Stick to math that works
Saturday, October 25, 2003
By Raj Marasini
I agree with Avelina (Belen) Lichtenegger's reaction regarding the newer new math at Jackson schools. I read with great interest Callie Clark's Oct. 17 article that outlines an alternative way of multiplying.
It confuses me why a school system would spend a lot of money to implement a program that seems experimental. At first glance, I would say Jackson schools should have looked into this program closer before setting aside a hefty budget.
This lengthy and confusing method of multiplying whole numbers is just one part of the program that evidently the children should not spend time trying to learn. In fact, one of the students interviewed feels that this method is confusing. Not only this, the practice of jumping from one subject to another unrelated subject and then going back does not guarantee mastery of what the students have to learn.
The concept of place value and distributive property can be explained and mastered with shorter and clearer methods.
As to the "mental" math issue, we are going to end up with students who are not able to do simple computations without calculators. Mental math is not going to be there if one has to rely on the calculator for even the simplest computations.

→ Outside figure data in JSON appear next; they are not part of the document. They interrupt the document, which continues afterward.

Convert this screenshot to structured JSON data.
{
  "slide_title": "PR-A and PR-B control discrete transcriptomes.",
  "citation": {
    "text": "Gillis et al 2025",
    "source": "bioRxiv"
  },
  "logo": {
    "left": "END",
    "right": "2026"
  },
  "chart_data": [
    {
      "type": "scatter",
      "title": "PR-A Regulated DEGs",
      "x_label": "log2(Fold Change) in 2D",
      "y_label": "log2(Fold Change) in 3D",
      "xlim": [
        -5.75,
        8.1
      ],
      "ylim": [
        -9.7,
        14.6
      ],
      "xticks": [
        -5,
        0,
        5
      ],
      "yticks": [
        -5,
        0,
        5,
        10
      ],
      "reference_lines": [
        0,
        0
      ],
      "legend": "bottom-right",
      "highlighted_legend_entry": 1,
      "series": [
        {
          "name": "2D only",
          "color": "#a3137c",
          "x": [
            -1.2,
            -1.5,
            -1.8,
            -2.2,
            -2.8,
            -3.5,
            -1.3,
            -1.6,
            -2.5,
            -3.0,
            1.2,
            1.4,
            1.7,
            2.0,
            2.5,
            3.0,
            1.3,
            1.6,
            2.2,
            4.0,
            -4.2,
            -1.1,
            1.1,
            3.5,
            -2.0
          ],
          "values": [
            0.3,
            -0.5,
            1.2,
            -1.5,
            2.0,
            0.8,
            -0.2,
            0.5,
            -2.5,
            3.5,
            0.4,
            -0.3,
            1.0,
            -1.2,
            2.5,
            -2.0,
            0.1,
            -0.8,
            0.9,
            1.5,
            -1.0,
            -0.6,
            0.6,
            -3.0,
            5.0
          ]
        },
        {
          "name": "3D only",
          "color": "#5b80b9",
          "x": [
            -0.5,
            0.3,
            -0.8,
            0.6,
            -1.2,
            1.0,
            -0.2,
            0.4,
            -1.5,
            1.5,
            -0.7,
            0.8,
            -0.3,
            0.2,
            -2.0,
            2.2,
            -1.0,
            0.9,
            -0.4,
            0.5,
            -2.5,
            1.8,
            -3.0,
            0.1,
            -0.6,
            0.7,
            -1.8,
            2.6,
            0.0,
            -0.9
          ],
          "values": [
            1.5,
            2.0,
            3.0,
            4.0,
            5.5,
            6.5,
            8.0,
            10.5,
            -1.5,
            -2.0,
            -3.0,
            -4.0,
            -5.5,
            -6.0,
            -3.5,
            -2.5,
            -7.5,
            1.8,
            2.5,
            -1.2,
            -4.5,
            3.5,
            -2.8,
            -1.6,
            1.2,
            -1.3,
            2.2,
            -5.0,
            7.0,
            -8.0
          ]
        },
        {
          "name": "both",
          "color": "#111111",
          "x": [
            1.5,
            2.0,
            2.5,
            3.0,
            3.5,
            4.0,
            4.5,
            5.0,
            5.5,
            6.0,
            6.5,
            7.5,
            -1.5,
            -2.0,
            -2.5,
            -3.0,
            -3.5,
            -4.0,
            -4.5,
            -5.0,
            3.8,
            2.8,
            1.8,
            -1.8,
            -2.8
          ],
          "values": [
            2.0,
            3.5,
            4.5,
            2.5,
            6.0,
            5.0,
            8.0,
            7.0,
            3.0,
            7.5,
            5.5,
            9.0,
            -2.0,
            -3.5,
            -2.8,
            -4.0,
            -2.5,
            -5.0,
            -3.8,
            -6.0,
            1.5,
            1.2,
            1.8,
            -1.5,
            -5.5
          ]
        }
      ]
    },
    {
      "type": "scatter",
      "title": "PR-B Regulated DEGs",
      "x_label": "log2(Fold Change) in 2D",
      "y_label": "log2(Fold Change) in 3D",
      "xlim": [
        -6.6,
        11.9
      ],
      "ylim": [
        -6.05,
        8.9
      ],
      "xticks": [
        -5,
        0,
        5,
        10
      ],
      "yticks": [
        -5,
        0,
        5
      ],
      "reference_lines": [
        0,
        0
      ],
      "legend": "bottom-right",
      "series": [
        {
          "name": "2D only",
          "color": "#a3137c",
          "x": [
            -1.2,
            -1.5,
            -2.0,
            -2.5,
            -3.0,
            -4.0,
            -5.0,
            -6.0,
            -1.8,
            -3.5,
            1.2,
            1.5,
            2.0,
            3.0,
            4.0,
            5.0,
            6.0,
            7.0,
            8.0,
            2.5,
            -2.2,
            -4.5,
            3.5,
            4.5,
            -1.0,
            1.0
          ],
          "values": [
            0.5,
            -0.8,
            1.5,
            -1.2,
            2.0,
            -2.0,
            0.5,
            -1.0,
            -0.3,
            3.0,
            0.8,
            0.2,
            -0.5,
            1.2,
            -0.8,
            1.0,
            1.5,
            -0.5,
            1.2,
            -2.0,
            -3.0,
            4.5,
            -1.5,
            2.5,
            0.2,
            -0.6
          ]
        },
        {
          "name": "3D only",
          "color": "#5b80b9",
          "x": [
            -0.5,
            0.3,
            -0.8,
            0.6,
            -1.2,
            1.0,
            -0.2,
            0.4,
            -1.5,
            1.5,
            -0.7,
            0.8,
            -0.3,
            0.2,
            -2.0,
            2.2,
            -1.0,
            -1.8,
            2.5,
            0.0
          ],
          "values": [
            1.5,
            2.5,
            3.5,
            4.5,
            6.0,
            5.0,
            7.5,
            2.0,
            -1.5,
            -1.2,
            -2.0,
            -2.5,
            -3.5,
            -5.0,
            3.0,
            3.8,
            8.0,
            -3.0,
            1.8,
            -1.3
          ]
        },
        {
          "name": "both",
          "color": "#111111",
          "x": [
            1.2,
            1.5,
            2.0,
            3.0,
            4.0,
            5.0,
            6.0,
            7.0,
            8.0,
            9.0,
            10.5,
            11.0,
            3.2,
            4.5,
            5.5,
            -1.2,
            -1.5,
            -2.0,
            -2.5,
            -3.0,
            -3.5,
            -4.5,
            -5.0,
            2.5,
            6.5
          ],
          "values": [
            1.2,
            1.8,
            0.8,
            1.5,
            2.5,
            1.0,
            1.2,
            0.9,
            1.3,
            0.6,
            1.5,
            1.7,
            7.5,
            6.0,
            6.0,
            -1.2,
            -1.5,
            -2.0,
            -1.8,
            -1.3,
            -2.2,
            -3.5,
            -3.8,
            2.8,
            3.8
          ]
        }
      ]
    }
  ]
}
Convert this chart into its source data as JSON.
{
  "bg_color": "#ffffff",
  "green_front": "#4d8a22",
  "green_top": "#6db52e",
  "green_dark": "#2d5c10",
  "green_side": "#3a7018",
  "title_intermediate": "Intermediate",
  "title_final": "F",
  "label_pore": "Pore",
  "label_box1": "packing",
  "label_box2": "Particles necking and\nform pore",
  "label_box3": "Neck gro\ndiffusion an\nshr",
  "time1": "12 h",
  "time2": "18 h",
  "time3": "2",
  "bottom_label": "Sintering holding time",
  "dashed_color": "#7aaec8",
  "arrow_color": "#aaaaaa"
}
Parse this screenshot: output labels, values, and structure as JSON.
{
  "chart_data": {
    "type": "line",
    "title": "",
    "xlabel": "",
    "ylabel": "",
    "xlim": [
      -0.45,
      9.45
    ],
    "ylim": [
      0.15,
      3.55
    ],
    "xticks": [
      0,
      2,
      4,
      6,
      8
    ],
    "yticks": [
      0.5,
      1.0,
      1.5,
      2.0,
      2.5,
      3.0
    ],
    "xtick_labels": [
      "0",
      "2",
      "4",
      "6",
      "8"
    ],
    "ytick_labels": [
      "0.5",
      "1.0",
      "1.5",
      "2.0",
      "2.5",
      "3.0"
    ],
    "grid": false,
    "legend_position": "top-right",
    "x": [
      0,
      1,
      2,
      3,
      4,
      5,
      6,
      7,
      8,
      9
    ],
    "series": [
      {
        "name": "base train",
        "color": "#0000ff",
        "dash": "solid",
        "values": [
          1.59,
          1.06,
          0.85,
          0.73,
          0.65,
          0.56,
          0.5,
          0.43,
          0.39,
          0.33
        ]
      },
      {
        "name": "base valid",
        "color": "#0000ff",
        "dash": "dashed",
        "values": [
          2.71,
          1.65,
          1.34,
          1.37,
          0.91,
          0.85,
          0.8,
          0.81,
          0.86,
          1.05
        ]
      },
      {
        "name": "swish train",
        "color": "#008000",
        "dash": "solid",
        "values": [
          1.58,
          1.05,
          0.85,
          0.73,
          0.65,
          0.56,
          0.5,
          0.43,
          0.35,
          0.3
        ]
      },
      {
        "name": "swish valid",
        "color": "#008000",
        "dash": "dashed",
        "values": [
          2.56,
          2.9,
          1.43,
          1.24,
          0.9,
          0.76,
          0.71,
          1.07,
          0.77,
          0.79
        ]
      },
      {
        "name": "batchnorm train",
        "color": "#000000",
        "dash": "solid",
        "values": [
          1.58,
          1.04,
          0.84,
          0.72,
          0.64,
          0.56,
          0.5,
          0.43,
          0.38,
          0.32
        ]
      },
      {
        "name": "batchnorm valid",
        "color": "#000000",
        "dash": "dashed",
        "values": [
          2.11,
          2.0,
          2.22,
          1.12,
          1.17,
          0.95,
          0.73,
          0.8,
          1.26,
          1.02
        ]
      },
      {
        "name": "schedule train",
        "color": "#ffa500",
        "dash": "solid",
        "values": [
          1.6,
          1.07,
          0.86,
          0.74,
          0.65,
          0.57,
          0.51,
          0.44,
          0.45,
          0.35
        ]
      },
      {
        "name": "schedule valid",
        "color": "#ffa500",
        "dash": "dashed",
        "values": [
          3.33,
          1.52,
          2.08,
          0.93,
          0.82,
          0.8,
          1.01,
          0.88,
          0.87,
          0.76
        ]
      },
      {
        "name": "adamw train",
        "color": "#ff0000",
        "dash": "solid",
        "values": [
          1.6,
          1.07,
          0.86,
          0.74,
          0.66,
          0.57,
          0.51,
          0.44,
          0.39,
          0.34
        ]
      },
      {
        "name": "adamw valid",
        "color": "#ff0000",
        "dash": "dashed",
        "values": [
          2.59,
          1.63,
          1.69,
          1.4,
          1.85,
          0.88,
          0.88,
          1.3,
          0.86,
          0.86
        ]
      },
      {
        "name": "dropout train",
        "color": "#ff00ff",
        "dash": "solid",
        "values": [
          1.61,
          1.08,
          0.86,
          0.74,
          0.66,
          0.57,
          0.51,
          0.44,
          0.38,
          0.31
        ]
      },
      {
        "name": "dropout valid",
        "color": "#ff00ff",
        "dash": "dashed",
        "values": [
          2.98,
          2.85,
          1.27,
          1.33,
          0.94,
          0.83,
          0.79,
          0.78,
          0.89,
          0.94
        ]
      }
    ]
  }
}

I was educated overseas. Like several leading or even Third World countries, there is no powerful and influential organization like the National Council of Teachers of Mathematics. I was told all math teaching in this country is heavily influenced by the standards set forth by the NCTM. It is this organization which recommends that calculators be used as early as kindergarten.
According to Oct. 17 article, instead of learning just one way to add, subtract, divide and multiply, students learn several methods in the hopes of increasing comprehension. Believe me. Stick to the old way, the one that works, It is simpler, shorter and easy to understand. To me the newer new math looks like it would be confusing to an elementary student.
Nick Rangel, one of the students quoted, said he likes the old way for the reason that this new one takes longer. He added, however, that he feels math is "funner" this year with all the games they play. It looks to me as if this program is one of those concerned that students should have more fun. The concerns of educators and parents should be that schools should be using the best program for their children so that they can better prepare them for the job market where they have to compete not only here, but also abroad.
Educators abroad don't worry about any experimental math. They use the old way. Students learn the already proven theories and use them to learn and invent newer ones that are useful in the scientific community.
The result of this newer new math is taking a toll on freshman students in college. At Southeast Missouri State University, there is a great percentage of students taking at least one level of remedial math classes. These students should have learned their basics back in high school.
Teachers and administrators should balance the curriculum to use only the new concepts and methods that have been proven to work and make use of the old method that has been proven to have worked.
As Lichtenegger says, "The old way is still effective"
Raj Marasini of Cape Girardeau is a Southeast Missouri State University graduate.